Uno de los ejemplos más conocidos es BioHome3D, una vivienda experimental fabricada mediante impresión 3D a gran escala utilizando materiales de origen biológico.
La nueva Factory of the Future pretende ampliar precisamente esta combinación entre impresión 3D, materiales biobasados, robótica, sensores, inteligencia artificial y fabricación digital.
Ahí aparece una posibilidad especialmente atractiva: sustituir progresivamente parte de los polímeros y materiales de origen fósil utilizados en fabricación aditiva por materias primas renovables.
Eso sí, no debe extrapolarse automáticamente al 3Dirigo X. La información publicada sobre esta embarcación no proporciona una composición detallada suficiente para atribuirle las mismas características ambientales que a otros proyectos biobasados del centro.
Una fábrica capaz de cambiar de producto modificando un archivo
Quizá la consecuencia industrial más profunda de esta tecnología no sea fabricar barcos más deprisa.
Puede ser fabricar muchas cosas diferentes con la misma infraestructura.
Una instalación de fabricación aditiva de gran formato puede producir cascos, componentes marítimos, moldes industriales, elementos estructurales o piezas para construcción modificando fundamentalmente los modelos digitales y determinados parámetros del proceso.
La Universidad de Maine ya está investigando aplicaciones en construcción, transporte, energía, defensa y sector marítimo.
Esto podría favorecer instalaciones de producción regionales mucho más flexibles.
En lugar de transportar determinadas estructuras enormes a miles de kilómetros, algunos productos podrían fabricarse más cerca de su destino a partir de archivos digitales certificados y materias primas disponibles regionalmente.
No servirá para todo. Pero para piezas grandes, personalizadas y fabricadas en series pequeñas, tiene bastante sentido.
Todavía tiene que demostrar que puede competir con un astillero
3Dirigo X sigue siendo una plataforma experimental, no el anuncio de una nueva gama comercial de embarcaciones.
Ahora comienza una fase decisiva.
El barco deberá navegar y acumular horas de funcionamiento para comprobar cómo responde la estructura frente a oleaje, impactos, vibraciones, fatiga, esfuerzos repetidos y exposición prolongada al medio marino.
También habrá que demostrar que el proceso puede repetirse manteniendo propiedades previsibles.
En construcción naval no basta con fabricar una pieza que aparentemente funciona. Las estructuras necesitan procedimientos de inspección, criterios de calidad, trazabilidad de materiales y garantías sobre su comportamiento durante años.
La Universidad de Maine reconoce precisamente estos desafíos: para dar el salto industrial, el proceso tendrá que ser repetible, inspeccionable y económicamente competitivo.
Y eso todavía está por demostrar.

Potencial
La aportación ambiental más interesante de esta tecnología probablemente no estará en sustituir mañana todos los astilleros por impresoras gigantes.
Resulta más razonable imaginar un modelo híbrido.

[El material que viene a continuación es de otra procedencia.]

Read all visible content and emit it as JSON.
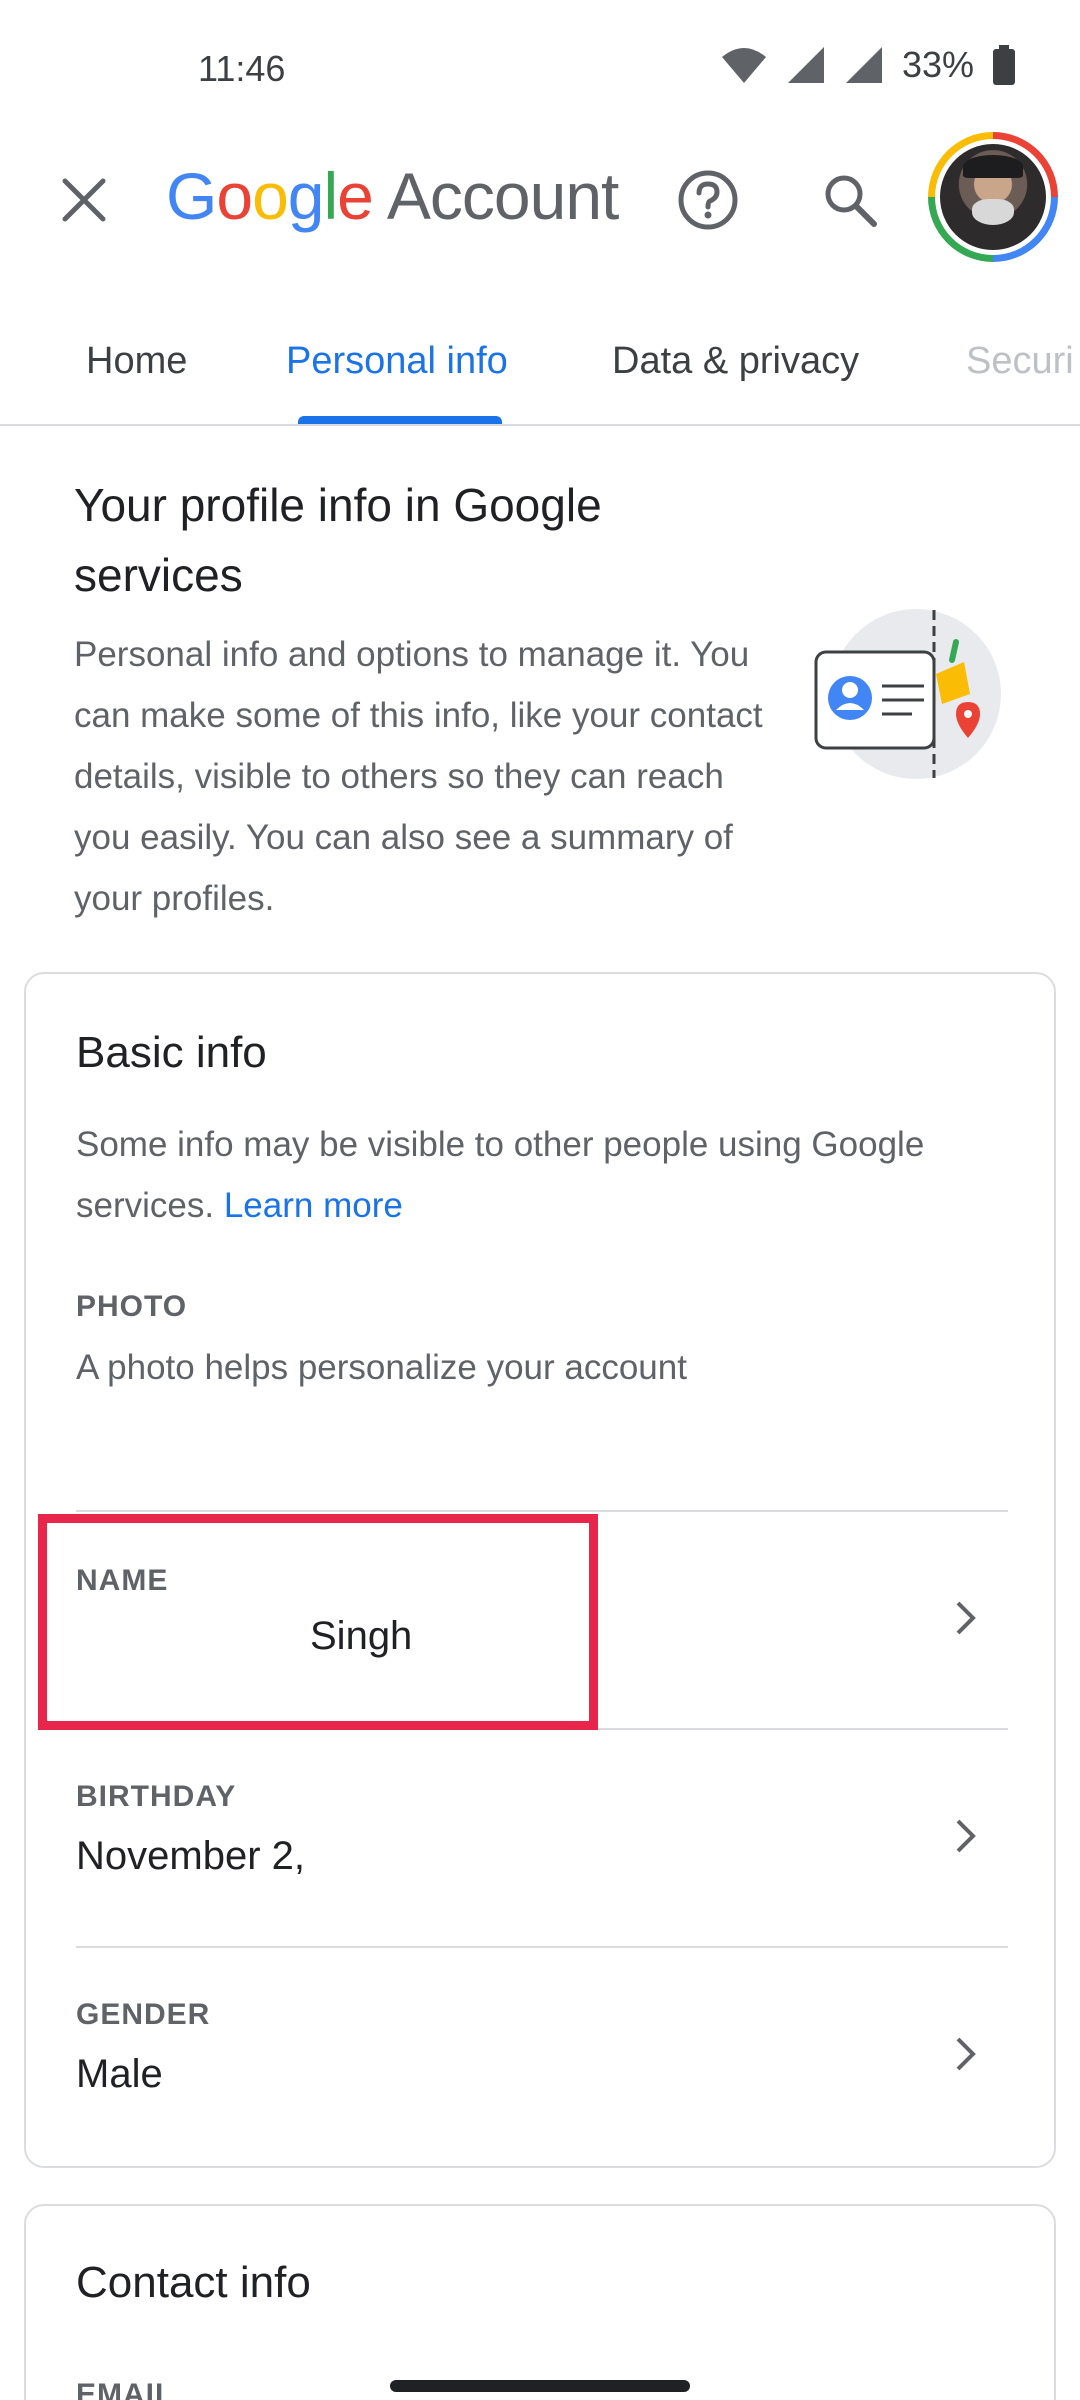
{
  "status_bar": {
    "time": "11:46",
    "battery": "33%",
    "icons": [
      "wifi-icon",
      "signal-icon",
      "signal-icon",
      "battery-icon"
    ]
  },
  "app_bar": {
    "brand_letters": [
      "G",
      "o",
      "o",
      "g",
      "l",
      "e"
    ],
    "brand_suffix": "Account",
    "icons": [
      "close-icon",
      "help-icon",
      "search-icon",
      "avatar"
    ]
  },
  "tabs": [
    {
      "label": "Home",
      "active": false
    },
    {
      "label": "Personal info",
      "active": true
    },
    {
      "label": "Data & privacy",
      "active": false
    },
    {
      "label": "Securi",
      "active": false
    }
  ],
  "intro": {
    "title": "Your profile info in Google services",
    "description": "Personal info and options to manage it. You can make some of this info, like your contact details, visible to others so they can reach you easily. You can also see a summary of your profiles."
  },
  "basic_info": {
    "title": "Basic info",
    "description": "Some info may be visible to other people using Google services.",
    "learn_more": "Learn more",
    "photo": {
      "label": "PHOTO",
      "hint": "A photo helps personalize your account"
    },
    "name": {
      "label": "NAME",
      "value": "Singh"
    },
    "birthday": {
      "label": "BIRTHDAY",
      "value": "November 2,"
    },
    "gender": {
      "label": "GENDER",
      "value": "Male"
    }
  },
  "contact_info": {
    "title": "Contact info",
    "email_label": "EMAIL"
  },
  "colors": {
    "accent": "#1a73e8",
    "highlight": "#e8264b",
    "google_blue": "#4285f4",
    "google_red": "#ea4335",
    "google_yellow": "#fbbc05",
    "google_green": "#34a853"
  }
}
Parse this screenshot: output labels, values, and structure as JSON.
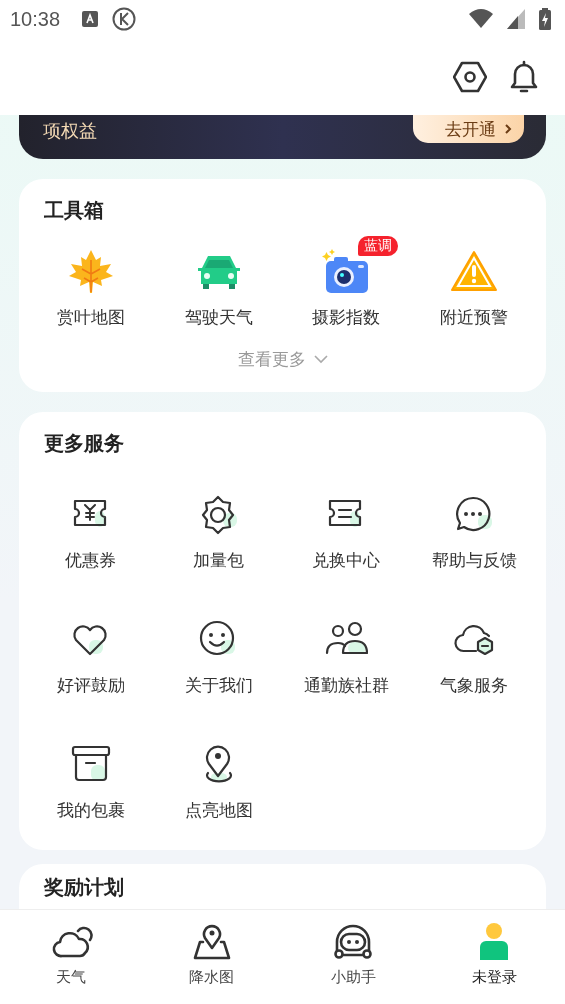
{
  "status_bar": {
    "time": "10:38"
  },
  "vip_banner": {
    "text": "项权益",
    "button": "去开通"
  },
  "toolbox": {
    "title": "工具箱",
    "items": [
      {
        "kind": "leaf",
        "label": "赏叶地图"
      },
      {
        "kind": "car",
        "label": "驾驶天气"
      },
      {
        "kind": "camera",
        "label": "摄影指数",
        "badge": "蓝调"
      },
      {
        "kind": "warning",
        "label": "附近预警"
      }
    ],
    "more": "查看更多"
  },
  "services": {
    "title": "更多服务",
    "items": [
      {
        "kind": "coupon",
        "label": "优惠券"
      },
      {
        "kind": "gear",
        "label": "加量包"
      },
      {
        "kind": "ticket",
        "label": "兑换中心"
      },
      {
        "kind": "chat",
        "label": "帮助与反馈"
      },
      {
        "kind": "heart",
        "label": "好评鼓励"
      },
      {
        "kind": "smile",
        "label": "关于我们"
      },
      {
        "kind": "people",
        "label": "通勤族社群"
      },
      {
        "kind": "cloud",
        "label": "气象服务"
      },
      {
        "kind": "box",
        "label": "我的包裹"
      },
      {
        "kind": "pin",
        "label": "点亮地图"
      }
    ]
  },
  "rewards": {
    "title": "奖励计划"
  },
  "tab_bar": [
    {
      "kind": "weather",
      "label": "天气",
      "selected": false
    },
    {
      "kind": "map",
      "label": "降水图",
      "selected": false
    },
    {
      "kind": "robot",
      "label": "小助手",
      "selected": false
    },
    {
      "kind": "user",
      "label": "未登录",
      "selected": true
    }
  ]
}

Los métodos tradicionales seguirían ocupándose de los procesos donde son eficientes, mientras la fabricación aditiva podría utilizarse para prototipos, moldes reutilizables, repuestos, componentes personalizados y pequeñas series.

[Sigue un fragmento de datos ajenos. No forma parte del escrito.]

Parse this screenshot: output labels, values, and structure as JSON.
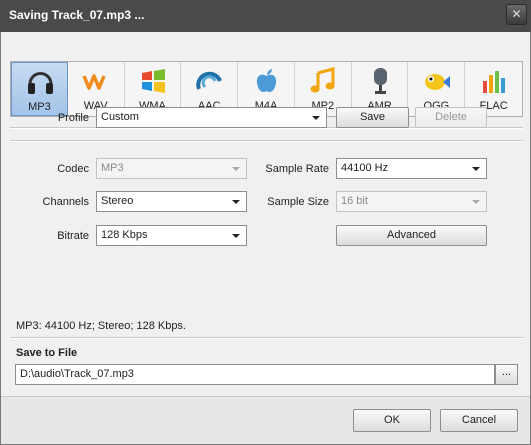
{
  "window": {
    "title": "Saving Track_07.mp3 ..."
  },
  "formats": [
    {
      "label": "MP3",
      "icon": "headphones-icon",
      "active": true
    },
    {
      "label": "WAV",
      "icon": "wav-wave-icon",
      "active": false
    },
    {
      "label": "WMA",
      "icon": "windows-logo-icon",
      "active": false
    },
    {
      "label": "AAC",
      "icon": "aac-swirl-icon",
      "active": false
    },
    {
      "label": "M4A",
      "icon": "apple-logo-icon",
      "active": false
    },
    {
      "label": "MP2",
      "icon": "music-note-icon",
      "active": false
    },
    {
      "label": "AMR",
      "icon": "microphone-icon",
      "active": false
    },
    {
      "label": "OGG",
      "icon": "fish-icon",
      "active": false
    },
    {
      "label": "FLAC",
      "icon": "equalizer-icon",
      "active": false
    }
  ],
  "profile": {
    "label": "Profile",
    "value": "Custom",
    "save_label": "Save",
    "delete_label": "Delete"
  },
  "settings": {
    "codec": {
      "label": "Codec",
      "value": "MP3"
    },
    "channels": {
      "label": "Channels",
      "value": "Stereo"
    },
    "bitrate": {
      "label": "Bitrate",
      "value": "128 Kbps"
    },
    "sample_rate": {
      "label": "Sample Rate",
      "value": "44100 Hz"
    },
    "sample_size": {
      "label": "Sample Size",
      "value": "16 bit"
    },
    "advanced_label": "Advanced"
  },
  "summary": "MP3: 44100  Hz; Stereo; 128 Kbps.",
  "save_to_file": {
    "title": "Save to File",
    "path": "D:\\audio\\Track_07.mp3",
    "browse_label": "..."
  },
  "buttons": {
    "ok": "OK",
    "cancel": "Cancel"
  },
  "colors": {
    "titlebar": "#4a4a4a",
    "active_tab": "#a3c3e8",
    "dialog_bg": "#f0f0f0"
  }
}
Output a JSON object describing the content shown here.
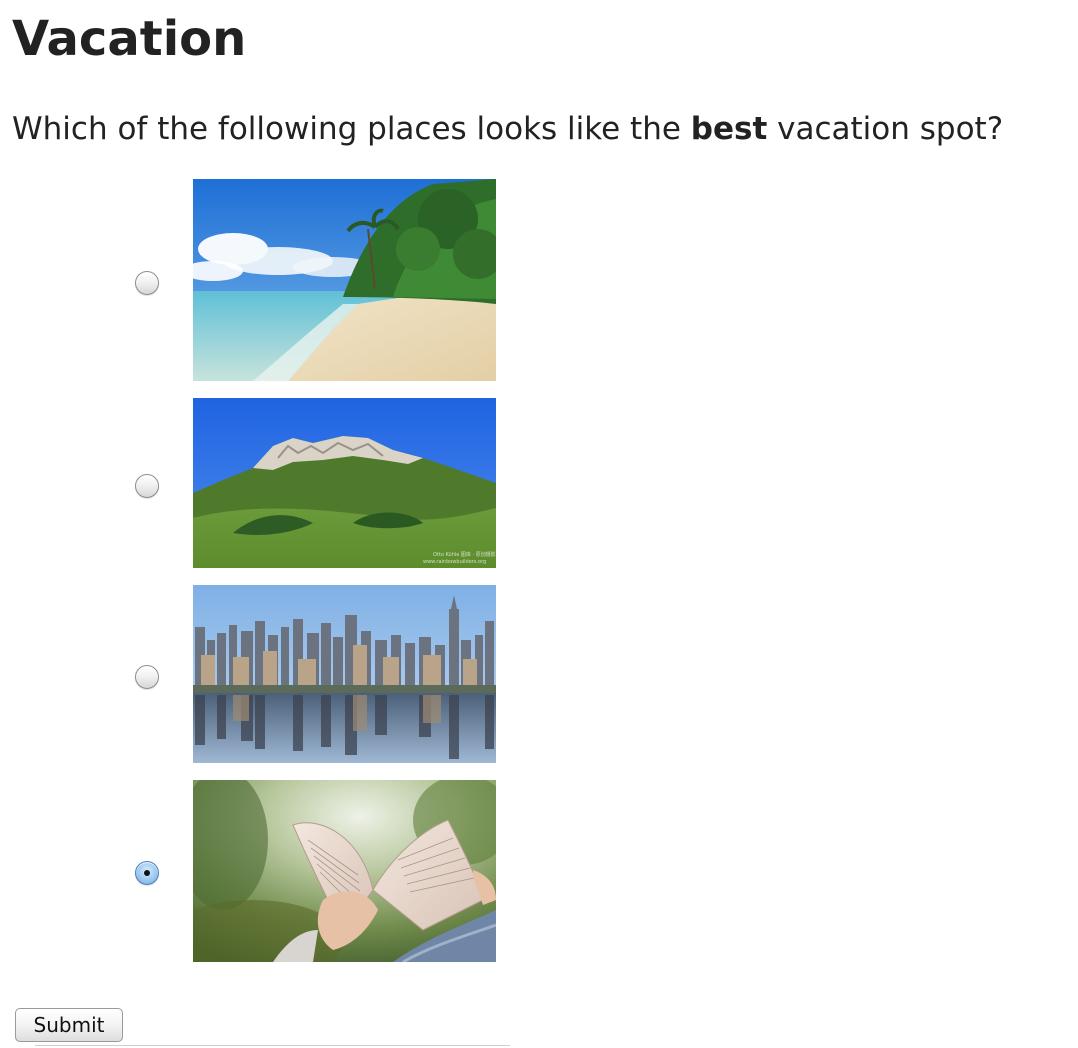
{
  "page": {
    "title": "Vacation",
    "question": {
      "prefix": "Which of the following places looks like the ",
      "emphasis": "best",
      "suffix": " vacation spot?"
    }
  },
  "options": [
    {
      "photo_icon": "beach-photo",
      "selected": false
    },
    {
      "photo_icon": "mountain-photo",
      "selected": false
    },
    {
      "photo_icon": "city-skyline-photo",
      "selected": false
    },
    {
      "photo_icon": "reading-book-photo",
      "selected": true
    }
  ],
  "mountain_watermark": {
    "line1": "Otto Kühle 图库 · 原创摄影",
    "line2": "www.rainbowbuilders.org"
  },
  "form": {
    "submit_label": "Submit"
  },
  "colors": {
    "text": "#222222",
    "radio_selected": "#6ea9de",
    "sky_blue": "#2f7be0"
  }
}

Si además los nuevos sistemas incorporan materiales reciclados o de origen biológico, electricidad renovable y diseños pensados desde el principio para reparación y reciclaje, el beneficio podría ser considerablemente mayor.

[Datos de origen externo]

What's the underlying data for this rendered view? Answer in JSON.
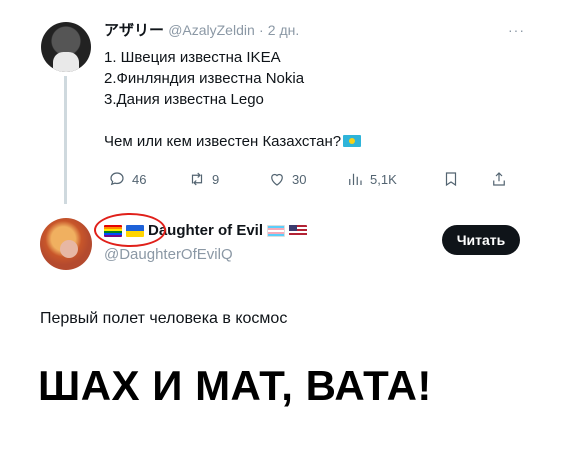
{
  "original_post": {
    "author_name": "アザリー",
    "handle": "@AzalyZeldin",
    "separator": "·",
    "time": "2 дн.",
    "more": "···",
    "lines": [
      "1. Швеция известна IKEA",
      "2.Финляндия известна  Nokia",
      "3.Дания известна Lego"
    ],
    "question": "Чем или кем известен Казахстан?",
    "actions": {
      "replies": "46",
      "reposts": "9",
      "likes": "30",
      "views": "5,1K"
    }
  },
  "reply_post": {
    "author_name": "Daughter of Evil",
    "handle": "@DaughterOfEvilQ",
    "follow_label": "Читать",
    "text": "Первый полет человека в космос"
  },
  "caption": "ШАХ И МАТ, ВАТА!",
  "colors": {
    "handle_gray": "#8b98a5",
    "icon_gray": "#536471",
    "button_bg": "#0f1419",
    "highlight_circle": "#e0201a",
    "kz_flag": "#2fb4d9"
  }
}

Otra posibilidad es prolongar la vida útil de barcos e infraestructuras marítimas mediante repuestos fabricados bajo demanda. Una pieza descatalogada podría reconstruirse digitalmente y producirse localmente, evitando sustituir conjuntos completos por falta de un componente.
El objetivo más interesante, por tanto, no debería ser imprimir más objetos porque la tecnología lo permite. Debería ser fabricar únicamente lo necesario, utilizar menos recursos auxiliares y diseñar productos que puedan mantenerse durante más tiempo.
3Dirigo X todavía no demuestra que ese modelo sea ambientalmente mejor.
Pero sí demuestra algo previo y bastante importante: la fabricación aditiva de gran formato está dejando de ser una curiosidad de laboratorio para enfrentarse a condiciones industriales reales.